LOS SOBREVOLADOS
Núria Ribas Pérez | Eneri Olop

‘- ¿Qué es esto?
– ¿El qué, jefe? – preguntó sin mucha convicción el pinche de cocina.
– ¡¡¡ESTO!! – estalló el señor M señalando dos dedos humanos amputados mezclados entre los desechos de la basura.
La ira normalmente enrojece el rostro de una forma llamativa. Al señor M, en cambio, la rabia le provocaba el efecto contrario: su piel se transfiguraba en papel de fumar dejando traslucir diminutos capilares, ríos azules alterados por la cólera. Ese extraño efecto causaba la reacción equivocada en su interlocutor, que no interpretaba como signo de furia la repentina piel albina sino como aviso de inminente desmayo. Presto a recoger al señor M en cuanto se desplomara, el oyente se aproximaba a él con los brazos extendidos. Esa actitud exasperaba todavía más al señor M, aumentando la blancura de su rostro. Pero el pinche conocía bien la metamorfosis inversa de su jefe. Ni se le pasó por la cabeza extender sus brazos hacia el señor M.
Ambos quedaron inmóviles, mirando fijamente las dos falanges. El murmullo de la clientela a esa hora del mediodía les llegaba amortiguada por las gruesas puertas batientes de la cocina. Era el restaurante más lujoso de la ciudad, aunque es necesario contextualizar el término, porque ese atributo en uno de los agujeros negros del país tenía otro alcance.
Nos encontramos en una pequeña ciudad de provincias, en medio de un país relativamente próspero, pero solo en sus extremos. El territorio intermedio entre ellos podía sobrevolarse sin detenerse, porque era un páramo hecho a golpe de deslocalizaciones industriales, de pueblos vaciados y campos a duras penas cultivados. Algún núcleo urbano diseminado a lo sumo. Y solo porque en algún lugar tenían que sobrevivir los que ni en sueños podrían jamás pertenecer a los Extremos Extremadamente Enriquecidos, los EEE.

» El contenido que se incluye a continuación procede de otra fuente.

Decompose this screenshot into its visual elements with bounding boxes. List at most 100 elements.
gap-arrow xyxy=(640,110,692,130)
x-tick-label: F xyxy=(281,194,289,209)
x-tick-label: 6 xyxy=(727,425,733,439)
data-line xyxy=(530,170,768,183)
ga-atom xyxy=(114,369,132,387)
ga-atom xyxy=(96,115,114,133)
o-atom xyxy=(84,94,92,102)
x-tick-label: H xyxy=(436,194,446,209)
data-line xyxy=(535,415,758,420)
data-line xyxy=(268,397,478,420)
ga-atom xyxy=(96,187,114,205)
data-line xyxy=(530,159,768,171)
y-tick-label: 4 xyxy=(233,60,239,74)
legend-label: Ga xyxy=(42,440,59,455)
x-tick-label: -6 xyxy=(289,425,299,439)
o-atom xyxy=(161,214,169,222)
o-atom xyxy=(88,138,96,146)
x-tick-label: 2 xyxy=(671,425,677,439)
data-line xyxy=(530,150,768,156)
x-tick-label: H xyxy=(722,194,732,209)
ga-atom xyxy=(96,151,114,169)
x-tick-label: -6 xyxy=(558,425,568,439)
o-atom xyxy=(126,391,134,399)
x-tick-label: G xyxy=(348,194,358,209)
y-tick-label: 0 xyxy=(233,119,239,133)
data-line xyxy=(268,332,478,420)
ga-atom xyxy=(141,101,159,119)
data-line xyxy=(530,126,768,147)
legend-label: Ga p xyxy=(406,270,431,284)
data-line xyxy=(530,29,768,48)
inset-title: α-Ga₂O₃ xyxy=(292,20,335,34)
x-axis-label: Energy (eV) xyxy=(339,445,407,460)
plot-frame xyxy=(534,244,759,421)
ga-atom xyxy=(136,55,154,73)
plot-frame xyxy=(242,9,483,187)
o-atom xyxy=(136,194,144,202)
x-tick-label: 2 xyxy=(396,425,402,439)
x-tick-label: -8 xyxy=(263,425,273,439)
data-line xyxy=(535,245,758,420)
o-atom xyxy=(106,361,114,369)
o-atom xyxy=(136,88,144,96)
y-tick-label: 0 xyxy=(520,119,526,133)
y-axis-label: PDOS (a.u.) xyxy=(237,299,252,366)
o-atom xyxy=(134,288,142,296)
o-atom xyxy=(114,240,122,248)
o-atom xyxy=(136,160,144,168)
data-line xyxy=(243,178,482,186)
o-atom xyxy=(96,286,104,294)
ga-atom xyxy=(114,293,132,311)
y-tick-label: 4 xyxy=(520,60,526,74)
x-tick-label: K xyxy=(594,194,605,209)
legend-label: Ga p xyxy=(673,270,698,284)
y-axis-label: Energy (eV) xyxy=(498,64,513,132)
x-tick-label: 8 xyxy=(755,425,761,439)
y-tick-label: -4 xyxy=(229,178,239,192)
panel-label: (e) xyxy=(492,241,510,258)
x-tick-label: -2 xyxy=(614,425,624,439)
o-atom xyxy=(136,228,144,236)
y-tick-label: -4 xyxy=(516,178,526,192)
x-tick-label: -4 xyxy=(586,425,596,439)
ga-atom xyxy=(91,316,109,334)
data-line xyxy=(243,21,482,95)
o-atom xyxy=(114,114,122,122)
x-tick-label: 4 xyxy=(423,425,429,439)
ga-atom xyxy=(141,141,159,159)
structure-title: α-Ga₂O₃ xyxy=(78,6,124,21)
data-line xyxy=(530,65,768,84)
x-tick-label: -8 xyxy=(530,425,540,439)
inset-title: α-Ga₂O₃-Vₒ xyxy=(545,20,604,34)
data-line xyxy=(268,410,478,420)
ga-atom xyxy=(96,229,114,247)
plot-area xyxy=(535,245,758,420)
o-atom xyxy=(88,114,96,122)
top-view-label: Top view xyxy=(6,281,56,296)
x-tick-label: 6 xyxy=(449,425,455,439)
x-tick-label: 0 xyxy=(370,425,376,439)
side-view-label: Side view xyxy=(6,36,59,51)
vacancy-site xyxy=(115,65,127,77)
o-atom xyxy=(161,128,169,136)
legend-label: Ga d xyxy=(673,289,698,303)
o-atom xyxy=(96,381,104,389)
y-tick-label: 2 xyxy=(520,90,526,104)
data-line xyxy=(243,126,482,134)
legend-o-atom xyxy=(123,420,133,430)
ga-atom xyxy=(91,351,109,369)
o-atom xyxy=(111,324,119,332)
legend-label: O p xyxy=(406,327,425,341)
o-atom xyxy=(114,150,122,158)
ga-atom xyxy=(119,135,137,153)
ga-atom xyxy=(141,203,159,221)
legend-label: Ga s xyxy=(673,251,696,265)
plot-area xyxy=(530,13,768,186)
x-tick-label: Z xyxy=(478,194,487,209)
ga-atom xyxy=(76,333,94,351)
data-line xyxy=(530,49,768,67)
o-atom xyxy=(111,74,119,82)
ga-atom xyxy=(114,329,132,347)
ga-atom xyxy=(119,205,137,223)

El señor M era un sobrevolado. Podía haberse arrastrado como un gusano explotado para formar parte de los EEE. Pero vio claro que era mucho más rentable ser cabeza de ratón que cola de león. Aunque llamar al territorio sobrevolado ‘ratón’ excedía a la realidad: era una cucaracha negra, repugnante, y solo llamaba la atención de los ególatras EEE como lugar ideal para operar corrupciones, cohechos y depravaciones varias. También para saldar cuentas entre los que jamás compartirían mesa con los sobrevolados. El señor M había sacado provecho de esta circunstancia muchas veces, ofreciendo su restaurante como escenario anónimo en intercambios a veces pacíficos, a veces sádicos, a riesgo de que algún día esos escarceos sanguinarios le salpicaran.
– Cagüen mi estampa – masculló el señor M, todavía lívido, observando a través de los ojos de buey de las puertas batientes de la cocina.
Allí, en la mesa doce, un hombre delgado de tez roja y con traje oscuro le miraba directamente. La palidez del señor M se desorientó: ya no sabía si su razón de ser era la rabia o el terror. El hombre apoyaba sus manos sobre la mesa, con sus ocho dedos bien separados, como señales luminosas justo antes del desastre.